I was spending some time with a good friend at the mall. We chatted over brunch and were going to head home, but I noticed a dress that I thought would look good on her. She demurred, said she didn’t have the money. The dress was $15.

Then she spotted a store that sold bags and wallets, and asked if I minded if she stopped there for a moment since she had been looking for a new wallet. She found the one she had been looking for and bought it. It cost $100.

I looked at her, and she explained that she had been saving the money for just this treat. She hadn’t changed her wallet in 10 years, and she had planned for this purchase, whereas for the dress, she hadn’t.

But by the way she told me that she had no money for the dress, I would have thought she was penniless.

We’re always complaining about our limited resources—time, money and energy—because they are, well, limited. We often say, “I don’t have enough time/money/energy” for that. Whatever that is. But that’s a misleading thought, both to ourselves and others, and it puts us in a mindset of lack and limitation when what we’re really doing is making choices, prioritizing and setting limits.

Do I hear you scoff? Think about it. Think about the number of times you refused to spend money on something because you didn’t have it and then splurged on something else. Same with time, energy and even love. When it’s important to us, we can usually find it or make it.

This is important to know because then we can ransom back what is truly important to us. We just have to consciously allocate our resources differently. Whether you want to spend more time with your family, take a trip to Hawaii, give more charitable contributions or start keeping the Torah’s commandments, the thing that has probably been stopping you is the belief that you are maxed out and can’t do it. While I don’t deny that we are all sapped and tapped, this is to a large extent because of our choices, preferences and priorities.

A mother who doesn’t have the strength/time to read her child a bedtime story but does have the time to go clothes shopping is making a statement about her priorities. Someone who can’t send their child to Jewish school school because of the expense but buys a new high-end car is doing the same. Don’t have time for date night with your spouse? Was the ball game good? Who scored? Not you.

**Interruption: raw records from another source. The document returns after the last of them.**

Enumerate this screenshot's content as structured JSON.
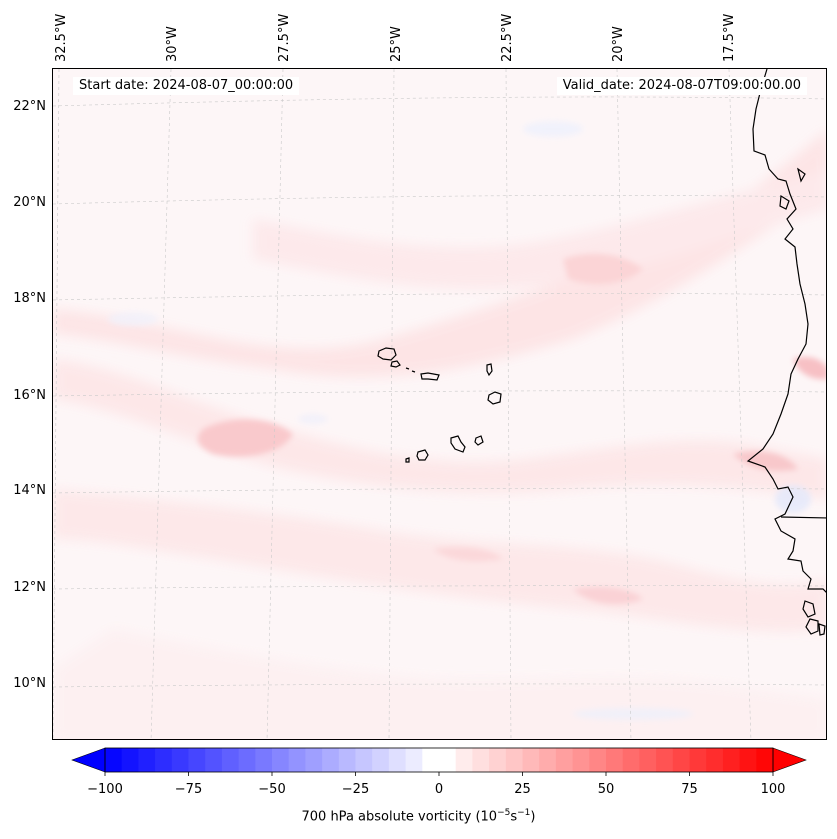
{
  "map": {
    "start_date": "Start date: 2024-08-07_00:00:00",
    "valid_date": "Valid_date: 2024-08-07T09:00:00.00",
    "longitude_labels": [
      "32.5°W",
      "30°W",
      "27.5°W",
      "25°W",
      "22.5°W",
      "20°W",
      "17.5°W"
    ],
    "latitude_labels": [
      "22°N",
      "20°N",
      "18°N",
      "16°N",
      "14°N",
      "12°N",
      "10°N"
    ],
    "features": [
      "Cape Verde islands",
      "West African coastline"
    ]
  },
  "colorbar": {
    "ticks": [
      "−100",
      "−75",
      "−50",
      "−25",
      "0",
      "25",
      "50",
      "75",
      "100"
    ],
    "label": "700 hPa absolute vorticity (10",
    "label_exp1": "−5",
    "label_mid": "s",
    "label_exp2": "−1",
    "label_end": ")",
    "vmin": -100,
    "vmax": 100,
    "colors": {
      "negative": "#0000ff",
      "zero": "#ffffff",
      "positive": "#ff0000"
    }
  }
}
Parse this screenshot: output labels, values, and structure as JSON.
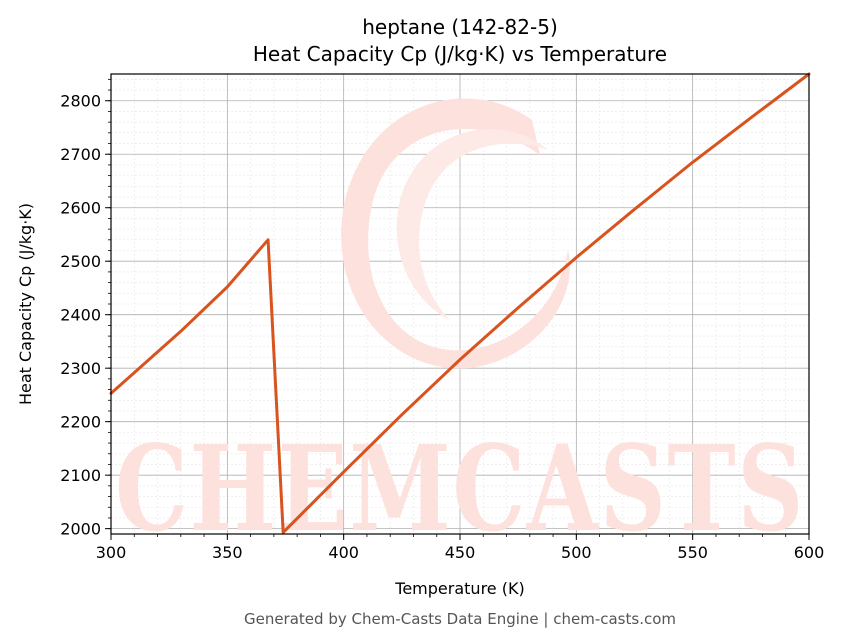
{
  "chart_data": {
    "type": "line",
    "title": "heptane (142-82-5)",
    "subtitle": "Heat Capacity Cp (J/kg·K) vs Temperature",
    "xlabel": "Temperature (K)",
    "ylabel": "Heat Capacity Cp (J/kg·K)",
    "xlim": [
      300,
      600
    ],
    "ylim": [
      1990,
      2850
    ],
    "xticks": [
      300,
      350,
      400,
      450,
      500,
      550,
      600
    ],
    "yticks": [
      2000,
      2100,
      2200,
      2300,
      2400,
      2500,
      2600,
      2700,
      2800
    ],
    "grid": true,
    "series": [
      {
        "color": "#d9531e",
        "x": [
          300,
          330,
          350,
          367.5,
          374,
          400,
          425,
          450,
          475,
          500,
          525,
          550,
          575,
          600
        ],
        "y": [
          2253,
          2369,
          2452,
          2540,
          1993,
          2106,
          2213,
          2316,
          2413,
          2507,
          2597,
          2685,
          2768,
          2850
        ]
      }
    ]
  },
  "watermark": {
    "text": "CHEMCASTS",
    "color": "#fde1dc"
  },
  "footer": "Generated by Chem-Casts Data Engine | chem-casts.com"
}
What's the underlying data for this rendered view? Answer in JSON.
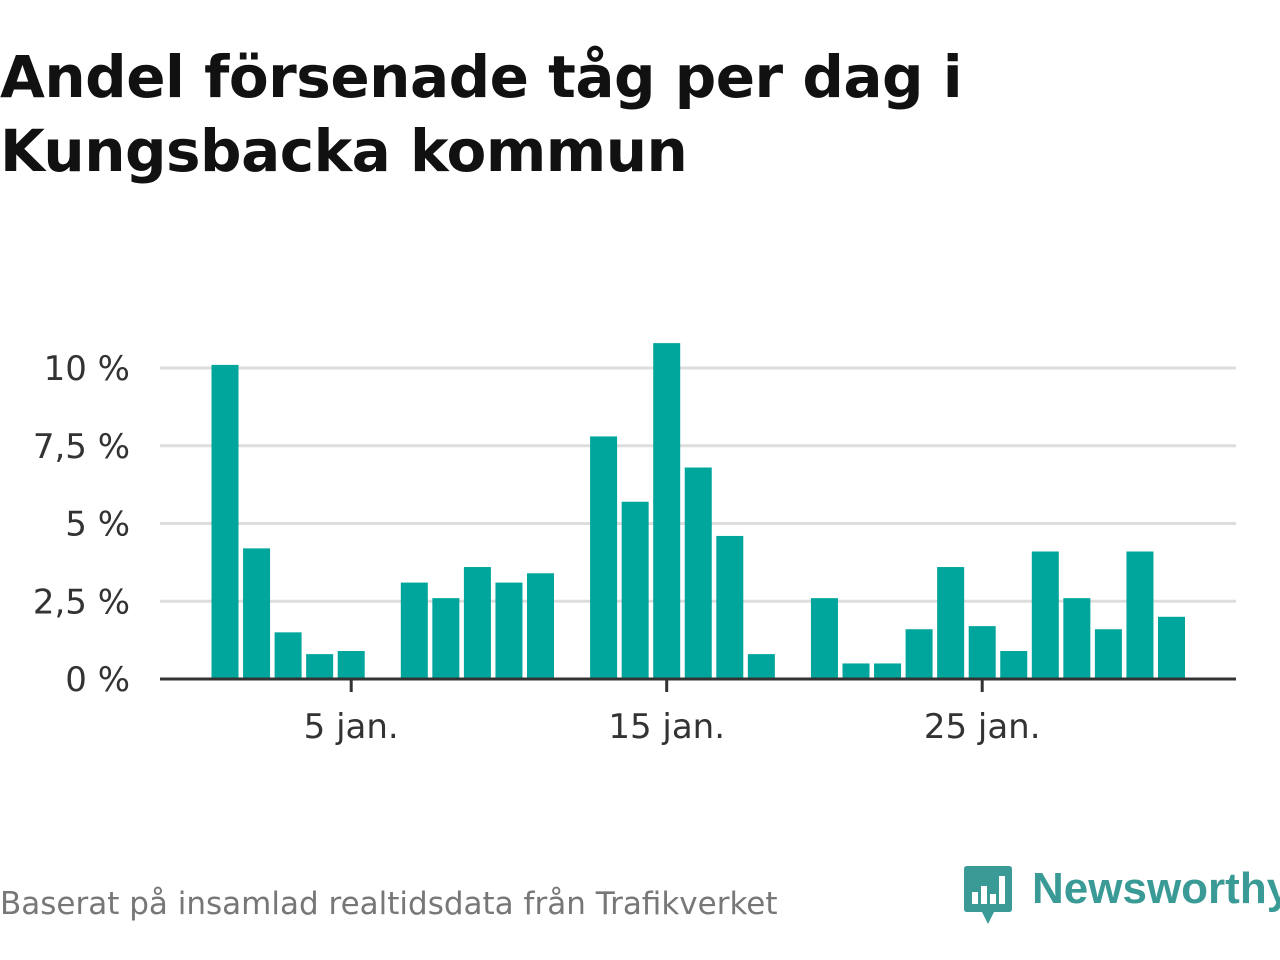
{
  "title": "Andel försenade tåg per dag i Kungsbacka kommun",
  "source": "Baserat på insamlad realtidsdata från Trafikverket",
  "logo": {
    "text": "Newsworthy",
    "icon": "newsworthy-chart-bubble-icon",
    "color": "#3a9a96"
  },
  "colors": {
    "bar": "#00a59b",
    "grid": "#dddddd",
    "axis": "#333333"
  },
  "chart_data": {
    "type": "bar",
    "title": "Andel försenade tåg per dag i Kungsbacka kommun",
    "xlabel": "",
    "ylabel": "",
    "x": [
      1,
      2,
      3,
      4,
      5,
      6,
      7,
      8,
      9,
      10,
      11,
      12,
      13,
      14,
      15,
      16,
      17,
      18,
      19,
      20,
      21,
      22,
      23,
      24,
      25,
      26,
      27,
      28,
      29,
      30,
      31
    ],
    "values": [
      10.1,
      4.2,
      1.5,
      0.8,
      0.9,
      null,
      3.1,
      2.6,
      3.6,
      3.1,
      3.4,
      null,
      7.8,
      5.7,
      10.8,
      6.8,
      4.6,
      0.8,
      null,
      2.6,
      0.5,
      0.5,
      1.6,
      3.6,
      1.7,
      0.9,
      4.1,
      2.6,
      1.6,
      4.1,
      2.0
    ],
    "ylim": [
      0,
      11
    ],
    "yticks": [
      0,
      2.5,
      5,
      7.5,
      10
    ],
    "ytick_labels": [
      "0 %",
      "2,5 %",
      "5 %",
      "7,5 %",
      "10 %"
    ],
    "xticks": [
      5,
      15,
      25
    ],
    "xtick_labels": [
      "5 jan.",
      "15 jan.",
      "25 jan."
    ],
    "grid": true
  }
}
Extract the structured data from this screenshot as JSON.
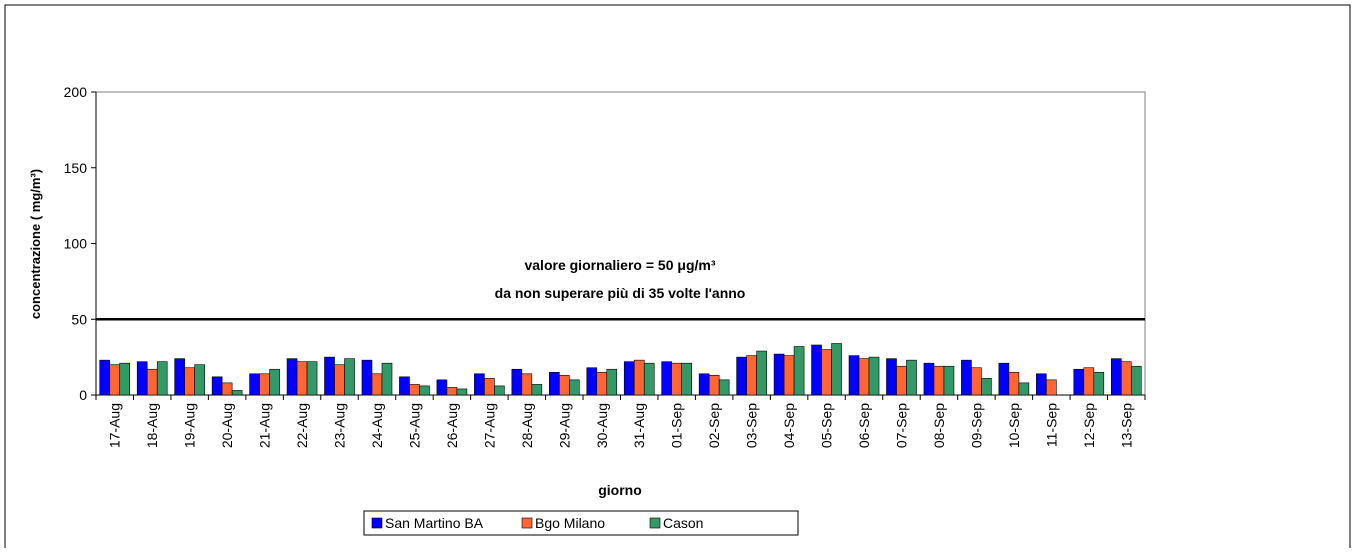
{
  "chart_data": {
    "type": "bar",
    "categories": [
      "17-Aug",
      "18-Aug",
      "19-Aug",
      "20-Aug",
      "21-Aug",
      "22-Aug",
      "23-Aug",
      "24-Aug",
      "25-Aug",
      "26-Aug",
      "27-Aug",
      "28-Aug",
      "29-Aug",
      "30-Aug",
      "31-Aug",
      "01-Sep",
      "02-Sep",
      "03-Sep",
      "04-Sep",
      "05-Sep",
      "06-Sep",
      "07-Sep",
      "08-Sep",
      "09-Sep",
      "10-Sep",
      "11-Sep",
      "12-Sep",
      "13-Sep"
    ],
    "series": [
      {
        "name": "San Martino BA",
        "color": "#0000ff",
        "values": [
          23,
          22,
          24,
          12,
          14,
          24,
          25,
          23,
          12,
          10,
          14,
          17,
          15,
          18,
          22,
          22,
          14,
          25,
          27,
          33,
          26,
          24,
          21,
          23,
          21,
          14,
          17,
          24
        ]
      },
      {
        "name": "Bgo Milano",
        "color": "#ff6633",
        "values": [
          20,
          17,
          18,
          8,
          14,
          22,
          20,
          14,
          7,
          5,
          11,
          14,
          13,
          15,
          23,
          21,
          13,
          26,
          26,
          30,
          24,
          19,
          19,
          18,
          15,
          10,
          18,
          22
        ]
      },
      {
        "name": "Cason",
        "color": "#339966",
        "values": [
          21,
          22,
          20,
          3,
          17,
          22,
          24,
          21,
          6,
          4,
          6,
          7,
          10,
          17,
          21,
          21,
          10,
          29,
          32,
          34,
          25,
          23,
          19,
          11,
          8,
          null,
          15,
          19
        ]
      }
    ],
    "ylim": [
      0,
      200
    ],
    "yticks": [
      0,
      50,
      100,
      150,
      200
    ],
    "grid": false,
    "ylabel": "concentrazione ( mg/m³)",
    "xlabel": "giorno",
    "threshold": 50,
    "annotation": [
      "valore giornaliero = 50 μg/m³",
      "da non superare più di 35  volte l'anno"
    ],
    "legend": "bottom"
  }
}
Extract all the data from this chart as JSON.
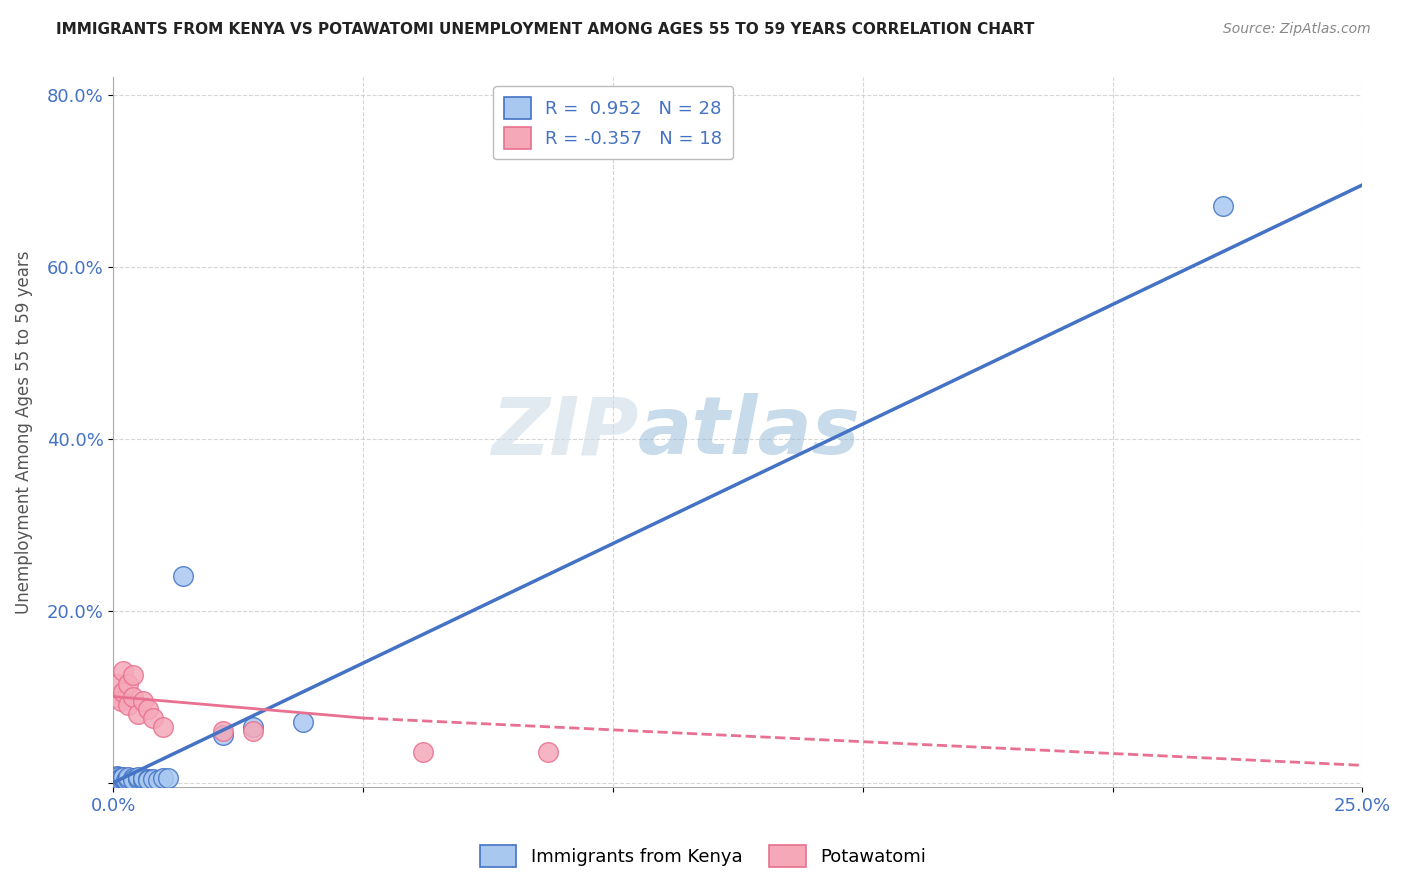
{
  "title": "IMMIGRANTS FROM KENYA VS POTAWATOMI UNEMPLOYMENT AMONG AGES 55 TO 59 YEARS CORRELATION CHART",
  "source": "Source: ZipAtlas.com",
  "ylabel": "Unemployment Among Ages 55 to 59 years",
  "xlim": [
    0.0,
    0.25
  ],
  "ylim": [
    -0.005,
    0.82
  ],
  "xticks": [
    0.0,
    0.05,
    0.1,
    0.15,
    0.2,
    0.25
  ],
  "xticklabels": [
    "0.0%",
    "",
    "",
    "",
    "",
    "25.0%"
  ],
  "yticks": [
    0.0,
    0.2,
    0.4,
    0.6,
    0.8
  ],
  "yticklabels": [
    "",
    "20.0%",
    "40.0%",
    "60.0%",
    "80.0%"
  ],
  "legend_blue_label": "R =  0.952   N = 28",
  "legend_pink_label": "R = -0.357   N = 18",
  "watermark_zip": "ZIP",
  "watermark_atlas": "atlas",
  "blue_color": "#a8c8f0",
  "pink_color": "#f5a8b8",
  "blue_line_color": "#4472c4",
  "pink_line_color": "#e87090",
  "blue_scatter": [
    [
      0.0005,
      0.005
    ],
    [
      0.0007,
      0.008
    ],
    [
      0.001,
      0.003
    ],
    [
      0.001,
      0.006
    ],
    [
      0.0012,
      0.004
    ],
    [
      0.0015,
      0.005
    ],
    [
      0.002,
      0.005
    ],
    [
      0.002,
      0.007
    ],
    [
      0.0025,
      0.003
    ],
    [
      0.003,
      0.004
    ],
    [
      0.003,
      0.006
    ],
    [
      0.004,
      0.005
    ],
    [
      0.004,
      0.003
    ],
    [
      0.005,
      0.004
    ],
    [
      0.005,
      0.007
    ],
    [
      0.006,
      0.003
    ],
    [
      0.006,
      0.005
    ],
    [
      0.007,
      0.004
    ],
    [
      0.007,
      0.003
    ],
    [
      0.008,
      0.004
    ],
    [
      0.009,
      0.003
    ],
    [
      0.01,
      0.005
    ],
    [
      0.011,
      0.005
    ],
    [
      0.014,
      0.24
    ],
    [
      0.022,
      0.055
    ],
    [
      0.028,
      0.065
    ],
    [
      0.038,
      0.07
    ],
    [
      0.222,
      0.67
    ]
  ],
  "pink_scatter": [
    [
      0.0005,
      0.1
    ],
    [
      0.001,
      0.115
    ],
    [
      0.0015,
      0.095
    ],
    [
      0.002,
      0.105
    ],
    [
      0.002,
      0.13
    ],
    [
      0.003,
      0.09
    ],
    [
      0.003,
      0.115
    ],
    [
      0.004,
      0.1
    ],
    [
      0.004,
      0.125
    ],
    [
      0.005,
      0.08
    ],
    [
      0.006,
      0.095
    ],
    [
      0.007,
      0.085
    ],
    [
      0.008,
      0.075
    ],
    [
      0.01,
      0.065
    ],
    [
      0.022,
      0.06
    ],
    [
      0.028,
      0.06
    ],
    [
      0.062,
      0.035
    ],
    [
      0.087,
      0.035
    ]
  ],
  "blue_trendline_solid": [
    [
      0.0,
      0.0
    ],
    [
      0.25,
      0.695
    ]
  ],
  "pink_trendline_solid": [
    [
      0.0,
      0.1
    ],
    [
      0.05,
      0.075
    ]
  ],
  "pink_trendline_dashed": [
    [
      0.05,
      0.075
    ],
    [
      0.25,
      0.02
    ]
  ]
}
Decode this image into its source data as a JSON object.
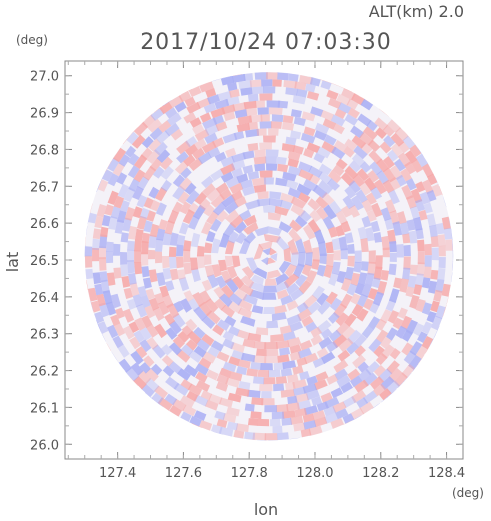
{
  "header": {
    "altitude_label": "ALT(km) 2.0",
    "timestamp": "2017/10/24 07:03:30"
  },
  "colors": {
    "positive": "#f6a6a6",
    "negative": "#a9aef4",
    "frame": "#888888",
    "text": "#555555"
  },
  "chart_data": {
    "type": "heatmap",
    "description_shape": "circular radar scan (PPI), red/blue diverging field",
    "xlabel": "lon",
    "ylabel": "lat",
    "x_unit": "(deg)",
    "y_unit": "(deg)",
    "xlim": [
      127.24,
      128.45
    ],
    "ylim": [
      25.96,
      27.04
    ],
    "x_ticks": [
      "127.4",
      "127.6",
      "127.8",
      "128.0",
      "128.2",
      "128.4"
    ],
    "x_tick_values": [
      127.4,
      127.6,
      127.8,
      128.0,
      128.2,
      128.4
    ],
    "y_ticks": [
      "27.0",
      "26.9",
      "26.8",
      "26.7",
      "26.6",
      "26.5",
      "26.4",
      "26.3",
      "26.2",
      "26.1",
      "26.0"
    ],
    "y_tick_values": [
      27.0,
      26.9,
      26.8,
      26.7,
      26.6,
      26.5,
      26.4,
      26.3,
      26.2,
      26.1,
      26.0
    ],
    "center": {
      "lon": 127.86,
      "lat": 26.51
    },
    "radius_deg_lat": 0.5,
    "grid": false
  }
}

We make an astounding amount of choices every single day. Most of them (obviously) are choices we make instinctively or by second nature. But how different might your life look if you consciously changed some of your choices?

Here are a few tips to help you be aware of them and choose more in keeping with your true self.

  1. List your choices. We tend to live a lot on autopilot. Once a day, stop and list 10 choices you made. Were they good choices? Were you even aware of making them? Will you continue to choose this way, or would you consider another direction? We are not prisoners of our previous choices. Every choice is free. The Chassidic masters taught that the world is recreated at every moment, and every person should believe that they too are reborn/recreated.
  2. It isn’t always binary. There are usually more options. But to make our decisions easier, we usually only give ourselves two options. A better option is to create a life where, from the get-go, we give ourselves more options. For example, how do you get to work? Do you drive, take the bus, walk, bike, carpool? Each of these possibilities offers you different scenic and practical options along the way. Where do you work? You can get a 9-to-5 job in an office, or you can get a job with a flex schedule or the ability to work part-time from home. Creatively brainstorming all your options in a situation will create more possibilities and therefore more solutions as well. And there are options we don’t even consider because they are far out of our comfort zone.
  3. Make a list of your priorities in life. Are you designating your resources in a way that is consistent with your priorities? If you aren’t (and most people aren’t), ask yourself how you can do it. Usually, it involves having ironclad rules that we don’t break in order to focus on our priorities. Make a commitment to what’s important to you, and don’t be afraid of the consequences.
  4. Switch yes and no. We often say yes to things we don’t really need or want to do, and no to things that are more in sync with who we are simply because we don’t want to hurt others or look bad. But we’re hurting ourselves most of all when we do that, and how much respect do we garner when we compromise our dearest-held values? Try for a week to (cautiously) switch yes and no a few times a day. See how liberating it is. See how much more time and energy you have to do what you really want and what’s most important to you.
  5. Be perfectly honest with yourself. We inevitably think that we have more or less time than we do, more or less money than we do, and more or less energy than we do. Be 100% clear on what you can realistically expect of yourself. This often entails drawing up schedules and budgets, and planning ahead. Knowledge is power. My friend wasn’t wrong; she didn’t have money for the dress because she had earmarked it for her wallet, and she chose to be in tune with her needs.
  6. You can start again. The concept of teshuvah—repenting and transforming ourselves—occupies almost two months on the Jewish calendar. But it’s an everyday choice. You can stop and change direction at any time by taking stock of your options, your goals and what you need to achieve them. Make a commitment to do just that, and don’t be afraid of discovering the “real you.”

You have the time. You have the money. You have the energy. Because you have the choice.